In this industry, I'm a certified old-timer. Not in the sense of "I start my car with a crank in the radiator" but my first paying job was sweeping up the piles of confetti in a computer punch-card center after hours. The center had two 8-track tapes: Elvis' Christmas Album, and Steve Martin's "Let's Get Small". Forgetting about the long-term damage of hearing "Blue Christmas" approximately a billion times, let's just say I grew up comfortable with digital technology.
My father started programming for a living in 1959. I still remember him bringing home huge hard drives (2 feet across, held maybe 5 megs), as well as the original floppy discs—black plastic media about a foot square, and definitely "floppy".
I started doing temp design work during the "Desktop Publishing Revolution", I chiseled out a modicum of industry respect during the "Desktop Video Revolution", and I've built a respectable company during the "Internet Revolution". Accustomed as we all are with the rapidity of progress, we toss such terms about as casually as we discuss silent movies, disco, or New Coke—but entire industries have crumbled and rebuilt themselves during the last two decades, and many of us have been along for the ride.

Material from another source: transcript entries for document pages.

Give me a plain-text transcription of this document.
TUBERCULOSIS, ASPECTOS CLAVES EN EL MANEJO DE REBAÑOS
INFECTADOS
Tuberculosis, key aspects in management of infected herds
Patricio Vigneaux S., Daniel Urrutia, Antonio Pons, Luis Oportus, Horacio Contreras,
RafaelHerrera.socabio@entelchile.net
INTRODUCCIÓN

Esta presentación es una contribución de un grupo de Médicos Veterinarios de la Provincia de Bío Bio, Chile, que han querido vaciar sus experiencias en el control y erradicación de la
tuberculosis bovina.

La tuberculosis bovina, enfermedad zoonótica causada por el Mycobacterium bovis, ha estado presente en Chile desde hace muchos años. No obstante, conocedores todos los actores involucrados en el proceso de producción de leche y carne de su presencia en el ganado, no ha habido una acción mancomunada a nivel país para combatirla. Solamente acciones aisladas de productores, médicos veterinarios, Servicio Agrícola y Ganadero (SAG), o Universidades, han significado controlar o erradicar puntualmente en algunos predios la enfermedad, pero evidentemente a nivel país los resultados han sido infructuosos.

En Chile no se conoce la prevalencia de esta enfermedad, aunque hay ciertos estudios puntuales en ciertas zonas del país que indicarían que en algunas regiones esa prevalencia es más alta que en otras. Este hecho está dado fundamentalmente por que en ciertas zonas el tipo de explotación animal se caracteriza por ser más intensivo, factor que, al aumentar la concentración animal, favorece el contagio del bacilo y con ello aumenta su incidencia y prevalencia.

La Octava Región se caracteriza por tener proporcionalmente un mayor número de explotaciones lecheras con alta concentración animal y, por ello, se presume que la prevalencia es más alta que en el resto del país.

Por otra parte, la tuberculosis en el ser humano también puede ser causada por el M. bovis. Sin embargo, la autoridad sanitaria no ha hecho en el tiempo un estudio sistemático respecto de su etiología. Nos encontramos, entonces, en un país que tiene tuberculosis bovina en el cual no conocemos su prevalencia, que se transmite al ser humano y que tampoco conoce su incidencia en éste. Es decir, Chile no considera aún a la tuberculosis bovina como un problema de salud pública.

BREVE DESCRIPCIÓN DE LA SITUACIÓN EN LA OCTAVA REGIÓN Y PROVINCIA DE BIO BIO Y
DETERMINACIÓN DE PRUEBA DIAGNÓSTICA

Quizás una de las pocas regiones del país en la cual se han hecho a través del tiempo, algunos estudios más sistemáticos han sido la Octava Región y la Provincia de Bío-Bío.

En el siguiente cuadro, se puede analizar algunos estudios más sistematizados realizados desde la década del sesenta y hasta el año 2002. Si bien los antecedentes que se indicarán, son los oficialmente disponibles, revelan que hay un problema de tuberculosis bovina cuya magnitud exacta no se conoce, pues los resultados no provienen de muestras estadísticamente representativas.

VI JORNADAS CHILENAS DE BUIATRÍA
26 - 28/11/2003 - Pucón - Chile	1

In 1989 I worked alongside Linotype operators, amusing myself with Pagemaker even as the skilled typesetter sitting next to me experienced early-onset-obsolescence. In 1992 I produced videos in $280-per-hour editing suites—nothing that cannot now be accomplished by $15-per-hour grad students using a laptop and a copy of Premiere Pro. I produced my first training series, "Total AE", in a studio in Seattle, where I rendered titles next to a man shooting a film title scene on an Oxbury Animation Stand. And to my credit (or blame) I have helped drive the transformation, training waves of newcomers, teaching them to thrive in this brave new world.
So now, as I look around at the current state of things, I cannot help but wonder where the next revolution will occur? From where will the next wave of digital Huns ride? What current industry is poised for upheaval?
The obvious candidate, for years now, has been 3D. The industry of Pixar is certainly ripe for an upheaval: tools are typically too complicated (or expensive) for casual users, fast computers are really cheap and video cards can pretty much calculate anything in real-time now. But a key component of a revolution is customers, and 3D's market remains fairly narrow. Try as they might, companies have failed to find a way to monetize 3D content beyond games, movies, or TV.
Change may emerge the gaming world, now that casual games are all the rage, and A-list offerings like Spore and LittleBigPlanet are shipping easy-to-grasp content-creation tools. If the popularity of these titles proves to be more than a flash in the pan (and users craft content more compelling than walking genitalia) we could be on to something.
I'm also keenly interested in how the tools continue to evolve. Sketchup shows us that drawing in 3D doesn't have to be arduous (heck, I wish several Adobe apps would borrow some of Sketchup's alignment tricks). Spore and LittleBigPlanet are showing that a vast library of objects and textures can serve the needs of most users, who would rather assemble scenes from a stock of of bricks, boards, and stencils—without having to first construct the bricks and boards, or mix the paint from scratch.
Time will tell. In the meanwhile, what do you think? Are we finally on the brink of 3D revolution? Or is this just another evolutionary step in the slow plod of progress? Do you see any other areas that are ripe for upheaval or reinvention?